I listened to a couple of great podcasts this morning. I’ve been reading about the TED conference for years and dreaming of the day when I’ll get an invite. I recently found out they had a few podcasts up from their 2006 conference and I threw a couple of them onto my iPod. One by Al Gore and one by Tony Robbins.

Now I’m not an American and so pretty much all I knew about Al Gore before his film "An Inconvenient Truth" started being promoted, I learned from David Letterman. You know – the guy has the personality of a block of wood. He thinks he is Tim Berners-Lee. Etc. Here’s what I learned from the podcast I heard this morning – this guy is F U N N Y. And passionate about climate change. It’s an excellent podcast, please go listen to it, then subscribe to our new podcast "Treading Lightly" to keep learning more about what each of us can do to become carbon neutral.

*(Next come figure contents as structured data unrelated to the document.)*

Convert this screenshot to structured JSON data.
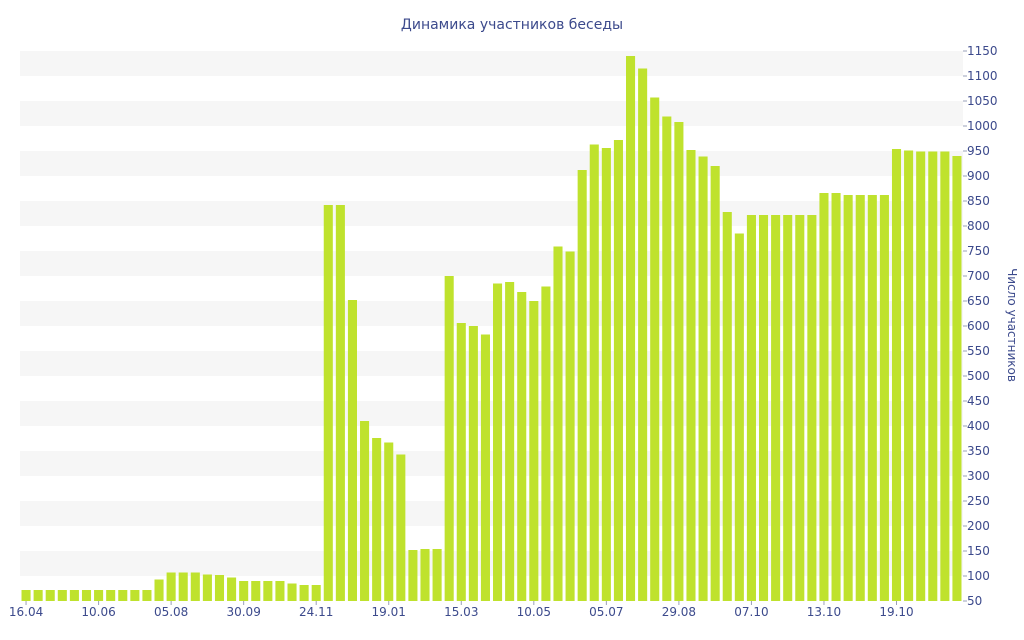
{
  "chart_data": {
    "type": "bar",
    "title": "Динамика участников беседы",
    "ylabel": "Число участников",
    "xlabel": "",
    "ylim": [
      50,
      1150
    ],
    "yticks": [
      50,
      100,
      150,
      200,
      250,
      300,
      350,
      400,
      450,
      500,
      550,
      600,
      650,
      700,
      750,
      800,
      850,
      900,
      950,
      1000,
      1050,
      1100,
      1150
    ],
    "y_axis_side": "right",
    "grid": "alternating horizontal bands",
    "legend": "none",
    "bar_color": "#bfe22d",
    "band_color": "#f6f6f6",
    "text_color": "#3c4a8c",
    "x_tick_labels": [
      {
        "label": "16.04",
        "index": 0
      },
      {
        "label": "10.06",
        "index": 6
      },
      {
        "label": "05.08",
        "index": 12
      },
      {
        "label": "30.09",
        "index": 18
      },
      {
        "label": "24.11",
        "index": 24
      },
      {
        "label": "19.01",
        "index": 30
      },
      {
        "label": "15.03",
        "index": 36
      },
      {
        "label": "10.05",
        "index": 42
      },
      {
        "label": "05.07",
        "index": 48
      },
      {
        "label": "29.08",
        "index": 54
      },
      {
        "label": "07.10",
        "index": 60
      },
      {
        "label": "13.10",
        "index": 66
      },
      {
        "label": "19.10",
        "index": 72
      }
    ],
    "values": [
      72,
      72,
      72,
      72,
      72,
      72,
      72,
      72,
      72,
      72,
      72,
      93,
      107,
      107,
      107,
      103,
      102,
      97,
      90,
      90,
      90,
      90,
      85,
      82,
      82,
      842,
      842,
      652,
      410,
      376,
      367,
      343,
      152,
      154,
      154,
      700,
      606,
      600,
      583,
      685,
      688,
      668,
      650,
      679,
      759,
      749,
      912,
      963,
      956,
      972,
      1140,
      1115,
      1057,
      1019,
      1008,
      952,
      939,
      920,
      828,
      785,
      822,
      822,
      822,
      822,
      822,
      822,
      866,
      866,
      862,
      862,
      862,
      862,
      954,
      951,
      949,
      949,
      949,
      940
    ]
  }
}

Now… Tony Robbins. I know what most of you think about Tony Robbins. But I’ll tell you a secret. There was a time in my life, when I was about 20, when I would go sit in cafes a few nights a week and I’d read Tony Robbins’ books and take lots of notes about me, my life, where I was going, what I wanted to do. I won’t say his books were the only influence in my life, but when I started reading them I had no university education, grew up on the wrong side of the tracks in a country Queensland town, and was working dead-end cubicle jobs making about $20k a year. And – most importantly – I was unhappy. Miserable. Eight years later I was working at Microsoft, traveling the world, making $150k a year. And still miserable. But hey – I was miserable at a higher standard of living. And I could afford a good shrink. 🙂

So anyway, the Tony Robbins talk at TED is about emotion and how it motivates you. He says that from his experience, the key element that makes the difference in people’s success isn’t their education or resources. It’s their emotional motivation.  It struck a note with me because last Friday was an interesting day. I can’t go into details, but about 9.30 in the morning I got some disappointing news. Extremely disappointing news. Now, fortunately for me, I was scheduled to record an episode of my Napoleon podcast with J. David Markham that morning and I decided not to cancel it but to press on. Good decision. Talking with David about Napoleon for an hour always perks me up and makes me think "What Would Napoleon Do?". So by the time I had finished that show I was determined to use the circumstances to motivate me, not allow it to depress me. I jumped on the phone. I sent some emails. I worked harder. I felt energized. And then something happened. Now the thing that happened (again, I can’t go into details)  had nothing directly to do with my efforts of the previous few hours. It came out of the blue. But I can’t help feel that somehow, my decision to jump back on the horse and turn things to me advantage, had something to do with it. Somehow. Don’t ask me to explain it. But the day ended MUCH better than it started.

On Thursday I was with Father Bob and we were arguing about unions and people who cry that they are being mistreated by their employers. Industrial relations and all that jazz. I told Bob I don’t buy it. If you don’t like your job; if you don’t like your boss; if you don’t like your life – do something about it. Read a book. Read a thousand books. Figure out how to make your life different. Go to your local library and read biographies on people who did extraordinary things with their lives. That was the best piece of advice I was ever given, when I was about 20 years old, when I was fortunate to have a late night coffee with a guy called Peter Daniels. He told me "invest 10% of your net income into books which will increase your value in the marketplace". I tried and it’s hard to read that many books. But I gave it my best shot. And I still do.

Now, of course, there are some things reading a book won’t fix for you. If you are a quad like my mate Dave The Lifekludger, reading a book won’t fix that. But Dave isn’t a guy who seems to lack motivation. I’d put Dave in the top 1% of motivated people I know. If you are mentally challenged, reading a thousand books may not help you. But then again, usually the most successful people I’ve met weren’t the brightest people I’ve met (okay, Bill Gates is the exception). They people I’ve met who seem to have accomplished the most are usually passionate and singularly focused. I admire that last trait a lot because I’m ADD and can’t focus on anything longer than….

Sorry, just had to check my email. Where was I?

Oh, right. Get emotional. Use your circumstances to your advantage whenever you can. When something bad happens to you, ask yourself "how I can I use this to my benefit?". Get pissed off. Tell yourself you aren’t going to stay like this any longer. Go to your local library and get out biographies on people you admire. Read about what motivated them. Read about the challenges they faced along the way and how they overcame them. As James Brown said: Get On The Good Foot!